While the results of the study, published today in the open-access journal GigaScience, should provide benefits for avian research, "what is most remarkable is how the study was carried out," according to the GigaScience Blog. Funding for the sequencing effort came from student-organized art and fashion shows as well as small personal donations and "shows how accessible and affordable genomics has become."
This type of community-funded sequencing "could only happen when the cost of reagents had dropped so precipitously that it can be afforded within a $10,000 budget," says Stephen O'Brien in a commentary on the project, also published today in GigaScience.
O'Brien adds that another unique feature of the project is that "the analysis and annotation took place in a modest university setting where students of genome bioinformatics were trained to drive assemblers, to stitch together contigs and scaffolds, and to begin the genome annotation process."

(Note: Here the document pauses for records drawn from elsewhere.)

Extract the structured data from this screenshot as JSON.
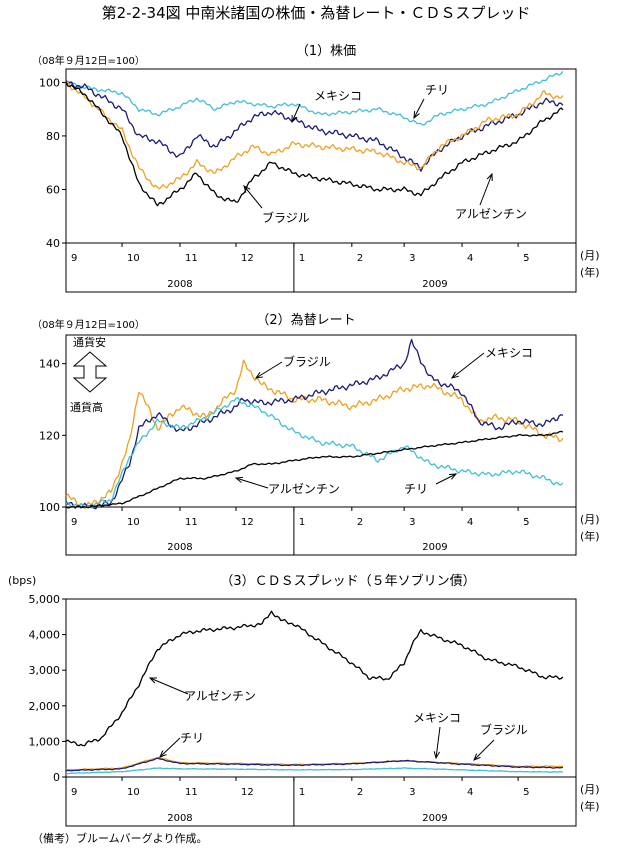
{
  "figure_title": "第2-2-34図 中南米諸国の株価・為替レート・ＣＤＳスプレッド",
  "note": "（備考）ブルームバーグより作成。",
  "month_unit": "(月)",
  "year_unit": "(年)",
  "colors": {
    "mexico": "#1a1a7a",
    "chile": "#40c0d8",
    "brazil": "#f0a020",
    "argentina": "#000000"
  },
  "chart_data": [
    {
      "type": "line",
      "title": "（1）株価",
      "ylabel": "（08年９月12日=100）",
      "ylim": [
        40,
        105
      ],
      "yticks": [
        40,
        60,
        80,
        100
      ],
      "ytick_labels": [
        "40",
        "60",
        "80",
        "100"
      ],
      "x_start": "2008-09-01",
      "x_end": "2009-05-31",
      "month_ticks": [
        {
          "date": "2008-09-01",
          "label": "9"
        },
        {
          "date": "2008-10-01",
          "label": "10"
        },
        {
          "date": "2008-11-01",
          "label": "11"
        },
        {
          "date": "2008-12-01",
          "label": "12"
        },
        {
          "date": "2009-01-01",
          "label": "1"
        },
        {
          "date": "2009-02-01",
          "label": "2"
        },
        {
          "date": "2009-03-01",
          "label": "3"
        },
        {
          "date": "2009-04-01",
          "label": "4"
        },
        {
          "date": "2009-05-01",
          "label": "5"
        }
      ],
      "years": [
        {
          "from": "2008-09-01",
          "to": "2008-12-31",
          "label": "2008"
        },
        {
          "from": "2009-01-01",
          "to": "2009-05-31",
          "label": "2009"
        }
      ],
      "series": [
        {
          "name": "チリ",
          "color": "#40c0d8",
          "dates": [
            "2008-09-01",
            "2008-09-12",
            "2008-10-01",
            "2008-10-10",
            "2008-10-20",
            "2008-11-01",
            "2008-11-10",
            "2008-11-20",
            "2008-12-01",
            "2008-12-10",
            "2008-12-20",
            "2009-01-01",
            "2009-01-15",
            "2009-02-01",
            "2009-02-15",
            "2009-03-01",
            "2009-03-10",
            "2009-03-20",
            "2009-04-01",
            "2009-04-15",
            "2009-05-01",
            "2009-05-15",
            "2009-05-25"
          ],
          "values": [
            100,
            98,
            96,
            90,
            88,
            91,
            94,
            90,
            93,
            92,
            91,
            92,
            88,
            89,
            90,
            87,
            84,
            88,
            90,
            92,
            97,
            101,
            104
          ]
        },
        {
          "name": "メキシコ",
          "color": "#1a1a7a",
          "dates": [
            "2008-09-01",
            "2008-09-12",
            "2008-10-01",
            "2008-10-10",
            "2008-10-20",
            "2008-11-01",
            "2008-11-10",
            "2008-11-20",
            "2008-12-01",
            "2008-12-10",
            "2008-12-20",
            "2009-01-01",
            "2009-01-15",
            "2009-02-01",
            "2009-02-15",
            "2009-03-01",
            "2009-03-10",
            "2009-03-20",
            "2009-04-01",
            "2009-04-15",
            "2009-05-01",
            "2009-05-15",
            "2009-05-25"
          ],
          "values": [
            100,
            98,
            90,
            80,
            78,
            72,
            80,
            76,
            82,
            87,
            89,
            86,
            82,
            80,
            78,
            72,
            68,
            75,
            80,
            84,
            88,
            93,
            92
          ]
        },
        {
          "name": "ブラジル",
          "color": "#f0a020",
          "dates": [
            "2008-09-01",
            "2008-09-12",
            "2008-10-01",
            "2008-10-10",
            "2008-10-20",
            "2008-11-01",
            "2008-11-10",
            "2008-11-20",
            "2008-12-01",
            "2008-12-10",
            "2008-12-20",
            "2009-01-01",
            "2009-01-15",
            "2009-02-01",
            "2009-02-15",
            "2009-03-01",
            "2009-03-10",
            "2009-03-20",
            "2009-04-01",
            "2009-04-15",
            "2009-05-01",
            "2009-05-15",
            "2009-05-25"
          ],
          "values": [
            100,
            94,
            82,
            68,
            60,
            64,
            70,
            66,
            72,
            76,
            73,
            77,
            76,
            75,
            74,
            70,
            68,
            76,
            80,
            86,
            88,
            96,
            94
          ]
        },
        {
          "name": "アルゼンチン",
          "color": "#000000",
          "dates": [
            "2008-09-01",
            "2008-09-12",
            "2008-10-01",
            "2008-10-10",
            "2008-10-20",
            "2008-11-01",
            "2008-11-10",
            "2008-11-20",
            "2008-12-01",
            "2008-12-10",
            "2008-12-20",
            "2009-01-01",
            "2009-01-15",
            "2009-02-01",
            "2009-02-15",
            "2009-03-01",
            "2009-03-10",
            "2009-03-20",
            "2009-04-01",
            "2009-04-15",
            "2009-05-01",
            "2009-05-15",
            "2009-05-25"
          ],
          "values": [
            100,
            95,
            80,
            62,
            54,
            60,
            66,
            58,
            55,
            64,
            70,
            66,
            64,
            62,
            60,
            60,
            58,
            64,
            70,
            74,
            78,
            86,
            90
          ]
        }
      ],
      "series_labels": [
        "メキシコ",
        "チリ",
        "ブラジル",
        "アルゼンチン"
      ]
    },
    {
      "type": "line",
      "title": "（2）為替レート",
      "ylabel": "（08年９月12日=100）",
      "ylim": [
        100,
        148
      ],
      "yticks": [
        100,
        120,
        140
      ],
      "ytick_labels": [
        "100",
        "120",
        "140"
      ],
      "x_start": "2008-09-01",
      "x_end": "2009-05-31",
      "month_ticks": [
        {
          "date": "2008-09-01",
          "label": "9"
        },
        {
          "date": "2008-10-01",
          "label": "10"
        },
        {
          "date": "2008-11-01",
          "label": "11"
        },
        {
          "date": "2008-12-01",
          "label": "12"
        },
        {
          "date": "2009-01-01",
          "label": "1"
        },
        {
          "date": "2009-02-01",
          "label": "2"
        },
        {
          "date": "2009-03-01",
          "label": "3"
        },
        {
          "date": "2009-04-01",
          "label": "4"
        },
        {
          "date": "2009-05-01",
          "label": "5"
        }
      ],
      "years": [
        {
          "from": "2008-09-01",
          "to": "2008-12-31",
          "label": "2008"
        },
        {
          "from": "2009-01-01",
          "to": "2009-05-31",
          "label": "2009"
        }
      ],
      "annotation_up": "通貨安",
      "annotation_down": "通貨高",
      "series": [
        {
          "name": "ブラジル",
          "color": "#f0a020",
          "dates": [
            "2008-09-01",
            "2008-09-12",
            "2008-09-25",
            "2008-10-05",
            "2008-10-10",
            "2008-10-20",
            "2008-11-01",
            "2008-11-15",
            "2008-12-01",
            "2008-12-05",
            "2008-12-15",
            "2009-01-01",
            "2009-01-15",
            "2009-02-01",
            "2009-02-15",
            "2009-03-01",
            "2009-03-15",
            "2009-04-01",
            "2009-04-10",
            "2009-04-20",
            "2009-05-01",
            "2009-05-15",
            "2009-05-25"
          ],
          "values": [
            103,
            100,
            104,
            118,
            133,
            122,
            128,
            125,
            133,
            140,
            134,
            130,
            130,
            128,
            130,
            133,
            134,
            130,
            124,
            125,
            124,
            120,
            119
          ]
        },
        {
          "name": "メキシコ",
          "color": "#1a1a7a",
          "dates": [
            "2008-09-01",
            "2008-09-12",
            "2008-09-25",
            "2008-10-05",
            "2008-10-10",
            "2008-10-20",
            "2008-11-01",
            "2008-11-15",
            "2008-12-01",
            "2008-12-05",
            "2008-12-15",
            "2009-01-01",
            "2009-01-15",
            "2009-02-01",
            "2009-02-15",
            "2009-03-01",
            "2009-03-05",
            "2009-03-15",
            "2009-04-01",
            "2009-04-10",
            "2009-04-20",
            "2009-05-01",
            "2009-05-15",
            "2009-05-25"
          ],
          "values": [
            101,
            100,
            101,
            112,
            122,
            126,
            121,
            124,
            128,
            130,
            129,
            130,
            132,
            134,
            136,
            140,
            146,
            136,
            132,
            124,
            122,
            124,
            123,
            126
          ]
        },
        {
          "name": "チリ",
          "color": "#40c0d8",
          "dates": [
            "2008-09-01",
            "2008-09-12",
            "2008-09-25",
            "2008-10-05",
            "2008-10-10",
            "2008-10-20",
            "2008-11-01",
            "2008-11-15",
            "2008-12-01",
            "2008-12-15",
            "2009-01-01",
            "2009-01-15",
            "2009-02-01",
            "2009-02-15",
            "2009-03-01",
            "2009-03-15",
            "2009-04-01",
            "2009-04-15",
            "2009-05-01",
            "2009-05-15",
            "2009-05-25"
          ],
          "values": [
            101,
            100,
            102,
            114,
            118,
            124,
            122,
            125,
            130,
            127,
            121,
            118,
            117,
            113,
            117,
            112,
            110,
            109,
            110,
            108,
            106
          ]
        },
        {
          "name": "アルゼンチン",
          "color": "#000000",
          "dates": [
            "2008-09-01",
            "2008-09-12",
            "2008-10-01",
            "2008-10-15",
            "2008-11-01",
            "2008-11-15",
            "2008-12-01",
            "2008-12-10",
            "2008-12-20",
            "2009-01-01",
            "2009-01-15",
            "2009-02-01",
            "2009-02-15",
            "2009-03-01",
            "2009-03-15",
            "2009-04-01",
            "2009-04-15",
            "2009-05-01",
            "2009-05-15",
            "2009-05-25"
          ],
          "values": [
            100,
            100,
            101,
            104,
            108,
            108,
            110,
            112,
            112,
            113,
            114,
            114,
            115,
            116,
            117,
            118,
            119,
            120,
            120,
            121
          ]
        }
      ],
      "series_labels": [
        "ブラジル",
        "メキシコ",
        "アルゼンチン",
        "チリ"
      ]
    },
    {
      "type": "line",
      "title": "（3）ＣＤＳスプレッド（５年ソブリン債）",
      "ylabel": "(bps)",
      "ylim": [
        0,
        5000
      ],
      "yticks": [
        0,
        1000,
        2000,
        3000,
        4000,
        5000
      ],
      "ytick_labels": [
        "0",
        "1,000",
        "2,000",
        "3,000",
        "4,000",
        "5,000"
      ],
      "x_start": "2008-09-01",
      "x_end": "2009-05-31",
      "month_ticks": [
        {
          "date": "2008-09-01",
          "label": "9"
        },
        {
          "date": "2008-10-01",
          "label": "10"
        },
        {
          "date": "2008-11-01",
          "label": "11"
        },
        {
          "date": "2008-12-01",
          "label": "12"
        },
        {
          "date": "2009-01-01",
          "label": "1"
        },
        {
          "date": "2009-02-01",
          "label": "2"
        },
        {
          "date": "2009-03-01",
          "label": "3"
        },
        {
          "date": "2009-04-01",
          "label": "4"
        },
        {
          "date": "2009-05-01",
          "label": "5"
        }
      ],
      "years": [
        {
          "from": "2008-09-01",
          "to": "2008-12-31",
          "label": "2008"
        },
        {
          "from": "2009-01-01",
          "to": "2009-05-31",
          "label": "2009"
        }
      ],
      "series": [
        {
          "name": "アルゼンチン",
          "color": "#000000",
          "dates": [
            "2008-09-01",
            "2008-09-10",
            "2008-09-20",
            "2008-10-01",
            "2008-10-10",
            "2008-10-20",
            "2008-11-01",
            "2008-11-10",
            "2008-11-20",
            "2008-12-01",
            "2008-12-15",
            "2008-12-20",
            "2008-12-25",
            "2009-01-01",
            "2009-01-15",
            "2009-02-01",
            "2009-02-10",
            "2009-02-20",
            "2009-03-01",
            "2009-03-05",
            "2009-03-10",
            "2009-03-20",
            "2009-04-01",
            "2009-04-15",
            "2009-05-01",
            "2009-05-15",
            "2009-05-25"
          ],
          "values": [
            1000,
            900,
            1100,
            1800,
            2600,
            3600,
            4000,
            4100,
            4150,
            4200,
            4300,
            4650,
            4400,
            4300,
            3800,
            3200,
            2800,
            2750,
            3200,
            3700,
            4100,
            3900,
            3700,
            3300,
            3100,
            2800,
            2800
          ]
        },
        {
          "name": "ブラジル",
          "color": "#f0a020",
          "dates": [
            "2008-09-01",
            "2008-10-01",
            "2008-10-20",
            "2008-11-01",
            "2008-12-01",
            "2009-01-01",
            "2009-02-01",
            "2009-03-01",
            "2009-04-01",
            "2009-05-01",
            "2009-05-25"
          ],
          "values": [
            200,
            250,
            550,
            400,
            380,
            350,
            380,
            450,
            380,
            300,
            300
          ]
        },
        {
          "name": "メキシコ",
          "color": "#1a1a7a",
          "dates": [
            "2008-09-01",
            "2008-10-01",
            "2008-10-20",
            "2008-11-01",
            "2008-12-01",
            "2009-01-01",
            "2009-02-01",
            "2009-03-01",
            "2009-04-01",
            "2009-05-01",
            "2009-05-25"
          ],
          "values": [
            180,
            230,
            520,
            380,
            360,
            330,
            370,
            460,
            360,
            280,
            260
          ]
        },
        {
          "name": "チリ",
          "color": "#40c0d8",
          "dates": [
            "2008-09-01",
            "2008-10-01",
            "2008-10-20",
            "2008-11-01",
            "2008-12-01",
            "2009-01-01",
            "2009-02-01",
            "2009-03-01",
            "2009-04-01",
            "2009-05-01",
            "2009-05-25"
          ],
          "values": [
            100,
            150,
            250,
            230,
            220,
            200,
            210,
            250,
            200,
            150,
            140
          ]
        }
      ],
      "series_labels": [
        "アルゼンチン",
        "チリ",
        "メキシコ",
        "ブラジル"
      ]
    }
  ]
}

The rapid drop in sequencing costs has given rise to large-scale projects like the Genome10K Project for vertebrate species, the Insect 5K project for insect species, and the Global Invertebrate Genomics Alliance for invertebrate species — which will soon create demand for bioinformaticians for 25,000 species, O'Brien says. "Will they be supplied by the traditional genome sequencing centers, by mega-sequencing centers as for the BGI, or by young scientists across the globe like those trained on the Puerto Rican parrot's genome, poised to make sense, aka a comprehensive genome browser for each new species' sequence? Time will tell, but I have my suspicions," he adds.